Howard Zinn (1922-2010) leaves us as one of the best known and most progressive living American historians. A professor for several decades at Boston University, an outspoken activist, a World War II veteran, and a prolific writer in many genres, Zinn published in 1980 what has become one of the most frequently read books of American history, A People's History of the United States. This thick, polemical volume overturned some longstanding assumptions and approaches in American historical writing, while also aiming directly for an audience outside academe, which it eventually found. It was like and fitting that Zinn produced such a book; before entering academe, he had worked as a pipefitter and ditchdigger, and his first academic job was at historically Black women's college Spelman, in Atlanta, where his students included Marian Wright Edelman and Alice Walker. Zinn was a pillar of courage; for joining the Student Nonviolent Coordinating Committee (SNIC) and openly opposed racial desegregation, which led to his firing from Spelman. When he went to Boston University, as this account on the Common Dreams website by his friend and former student William Holtzman, makes clear, nothing dampened his outspokenness and his advocacy of "people power." Here's a video of Zinn on Bill Moyers' Journal that's appeared on a lot of blogs, but I think it gives a great sense of who Zinn was, right up to the end.

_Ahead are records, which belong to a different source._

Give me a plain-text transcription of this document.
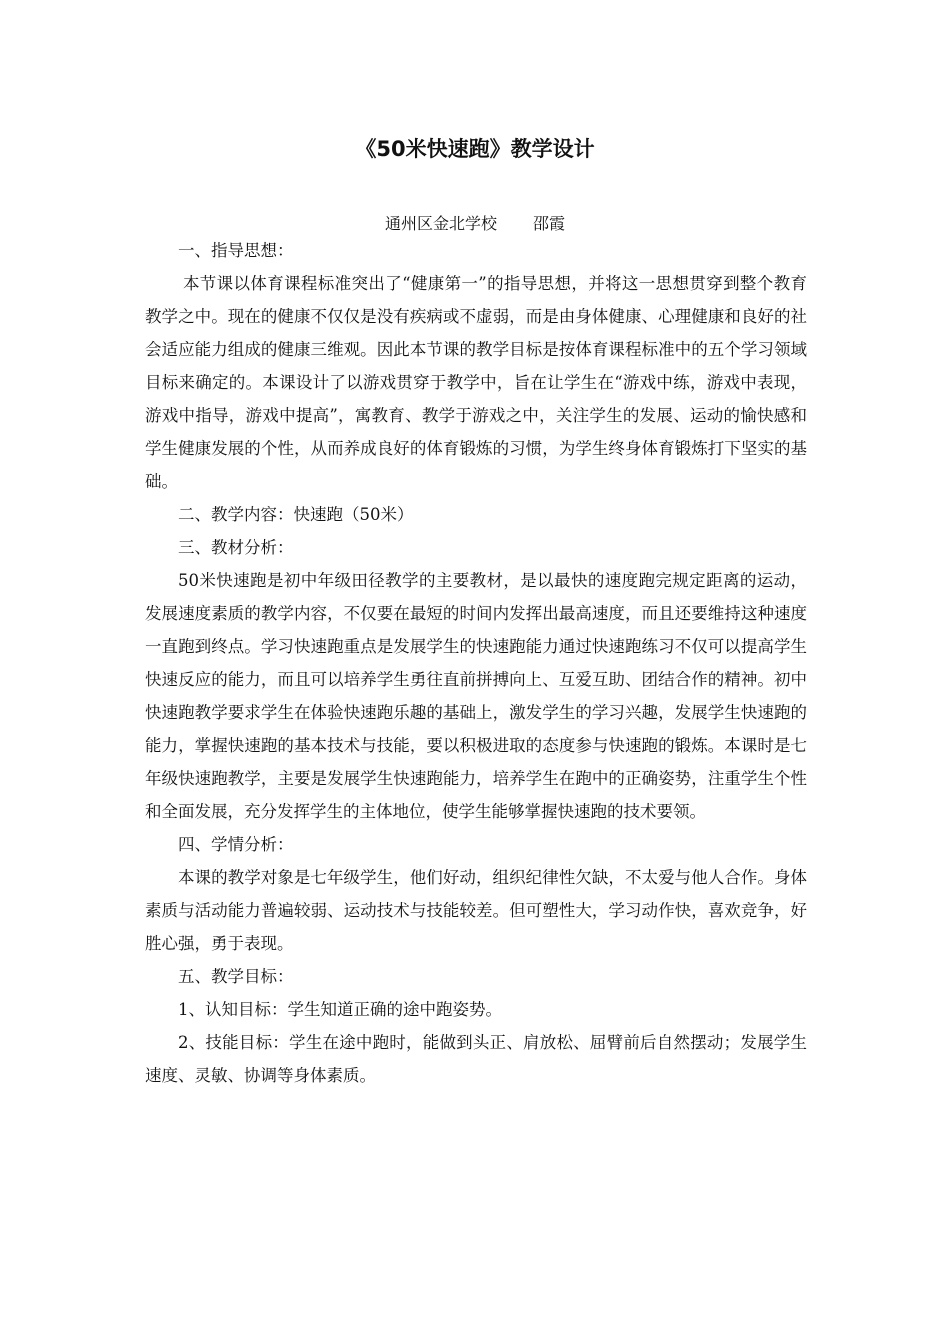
《50米快速跑》教学设计
通州区金北学校 邵霞

一、指导思想：

本节课以体育课程标准突出了“健康第一”的指导思想，并将这一思想贯穿到整个教育教学之中。现在的健康不仅仅是没有疾病或不虚弱，而是由身体健康、心理健康和良好的社会适应能力组成的健康三维观。因此本节课的教学目标是按体育课程标准中的五个学习领域目标来确定的。本课设计了以游戏贯穿于教学中，旨在让学生在“游戏中练，游戏中表现，游戏中指导，游戏中提高”，寓教育、教学于游戏之中，关注学生的发展、运动的愉快感和学生健康发展的个性，从而养成良好的体育锻炼的习惯，为学生终身体育锻炼打下坚实的基础。

二、教学内容：快速跑（50米）

三、教材分析：

50米快速跑是初中年级田径教学的主要教材，是以最快的速度跑完规定距离的运动，发展速度素质的教学内容，不仅要在最短的时间内发挥出最高速度，而且还要维持这种速度一直跑到终点。学习快速跑重点是发展学生的快速跑能力通过快速跑练习不仅可以提高学生快速反应的能力，而且可以培养学生勇往直前拼搏向上、互爱互助、团结合作的精神。初中快速跑教学要求学生在体验快速跑乐趣的基础上，激发学生的学习兴趣，发展学生快速跑的能力，掌握快速跑的基本技术与技能，要以积极进取的态度参与快速跑的锻炼。本课时是七年级快速跑教学，主要是发展学生快速跑能力，培养学生在跑中的正确姿势，注重学生个性和全面发展，充分发挥学生的主体地位，使学生能够掌握快速跑的技术要领。

四、学情分析：

本课的教学对象是七年级学生，他们好动，组织纪律性欠缺，不太爱与他人合作。身体素质与活动能力普遍较弱、运动技术与技能较差。但可塑性大，学习动作快，喜欢竞争，好胜心强，勇于表现。

五、教学目标：

1、认知目标：学生知道正确的途中跑姿势。

2、技能目标：学生在途中跑时，能做到头正、肩放松、屈臂前后自然摆动；发展学生速度、灵敏、协调等身体素质。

Let me also say goodbye to drummer Ed Thigpen (1930-2010), whose syncopation with the Oscar Peterson Trio and many other performers I've often grooved to.

***

On a different tip, congratulations to the one and only Lucille Clifton, who was awarded the Centennial (1910-2010) Frost Medal, one of the American poetry world's most august awards, by the Poetry Society of America on January 25 of this year. Recent recipients of this award, given for distinguished lifetime achievement, have included X. J. Kennedy (2009), Michael S. Harper (2008), Maxine Kumin (2006), Marie Ponsot (2005), Richard Howard (2004), and Sonia Sanchez (2001). In reading through the PSA site, I missed the Poetry Society's concurrent exhibit, "Portraits of Poets, 1910-2010," at the National Arts Club, which ran through January 15. Did any Jstheater readers catch it? How was it?